Not long ago, iPhone users started getting alerts to update their devices. It seemed routine, but behind that update were two serious security flaws that had already been exploited in real-world attacks. These weren’t ordinary bugs. They were zero-days, meaning attackers found and used them before Apple even knew they existed.
One flaw was buried in Apple’s Core Audio system (CVE-2025-31200), the tech that handles sound on devices like iPhones, Macs, and Apple TVs. Hackers could trigger it just by getting a device to play a specially crafted audio file—no tapping or downloading needed. The other flaw (CVE-2025-31201) allowed attackers to sidestep pointer authentication, a key security measure that protects memory from being tampered with.
Apple quietly rolled out fixes this week across its devices: iOS 18.4.1 for iPhones, macOS Sequoia 15.4.1 for Macs, and updates for Apple TV and Vision Pro. The company didn’t say much about who was targeted or how widespread the attacks were. But the fact that one of the bugs was flagged by Google’s Threat Analysis Group, which investigates government-backed hacking campaigns, points to something bigger, possibly highly targeted surveillance or espionage.

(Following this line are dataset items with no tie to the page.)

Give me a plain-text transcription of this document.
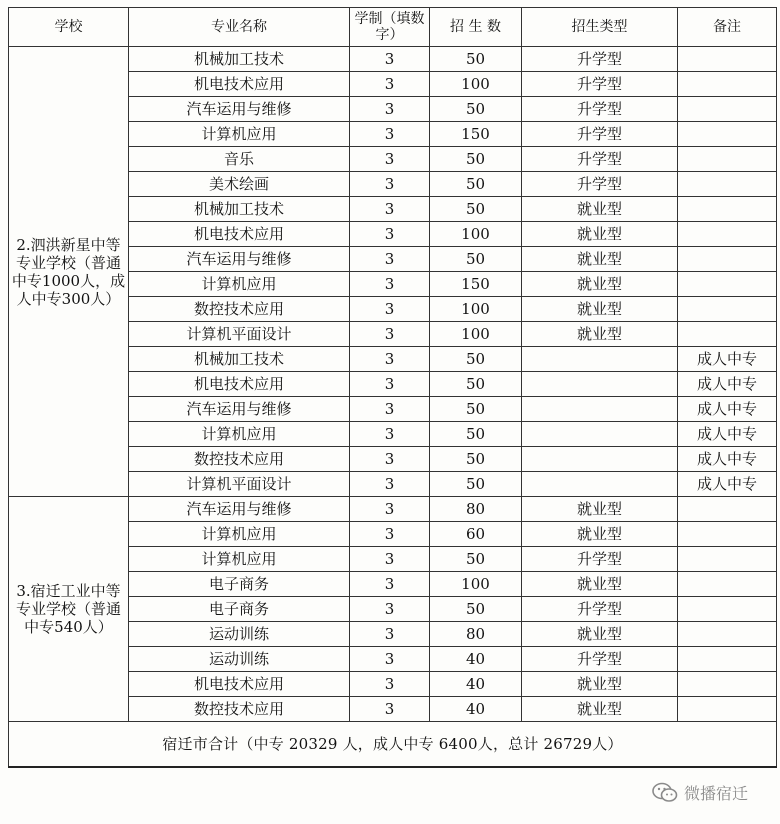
学校	专业名称	学制（填数字）	招 生 数	招生类型	备注
2.泗洪新星中等专业学校（普通中专1000人，成人中专300人）	机械加工技术	3	50	升学型	
	机电技术应用	3	100	升学型	
	汽车运用与维修	3	50	升学型	
	计算机应用	3	150	升学型	
	音乐	3	50	升学型	
	美术绘画	3	50	升学型	
	机械加工技术	3	50	就业型	
	机电技术应用	3	100	就业型	
	汽车运用与维修	3	50	就业型	
	计算机应用	3	150	就业型	
	数控技术应用	3	100	就业型	
	计算机平面设计	3	100	就业型	
	机械加工技术	3	50		成人中专
	机电技术应用	3	50		成人中专
	汽车运用与维修	3	50		成人中专
	计算机应用	3	50		成人中专
	数控技术应用	3	50		成人中专
	计算机平面设计	3	50		成人中专
3.宿迁工业中等专业学校（普通中专540人）	汽车运用与维修	3	80	就业型	
	计算机应用	3	60	就业型	
	计算机应用	3	50	升学型	
	电子商务	3	100	就业型	
	电子商务	3	50	升学型	
	运动训练	3	80	就业型	
	运动训练	3	40	升学型	
	机电技术应用	3	40	就业型	
	数控技术应用	3	40	就业型	
宿迁市合计（中专 20329 人，成人中专 6400人，总计 26729人）					
微播宿迁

This isn’t the first time Apple has dealt with such a threat. In January 2025, Apple patched a similar zero-day vulnerability in its CoreMedia framework, also under active exploitation.
On the other end of the lake, Google also recently fixed 62 security issues in Android, two of which were being used by attackers in the wild.
This event points to a pattern that zero-day attacks are no longer rare or limited to high-profile systems. Every day devices, phones, laptops, and even headsets are being tested for weaknesses by increasingly sophisticated threats.
For now, the fixes are out. But the bigger question lingers: how many more vulnerabilities are being used before anyone even knows they exist?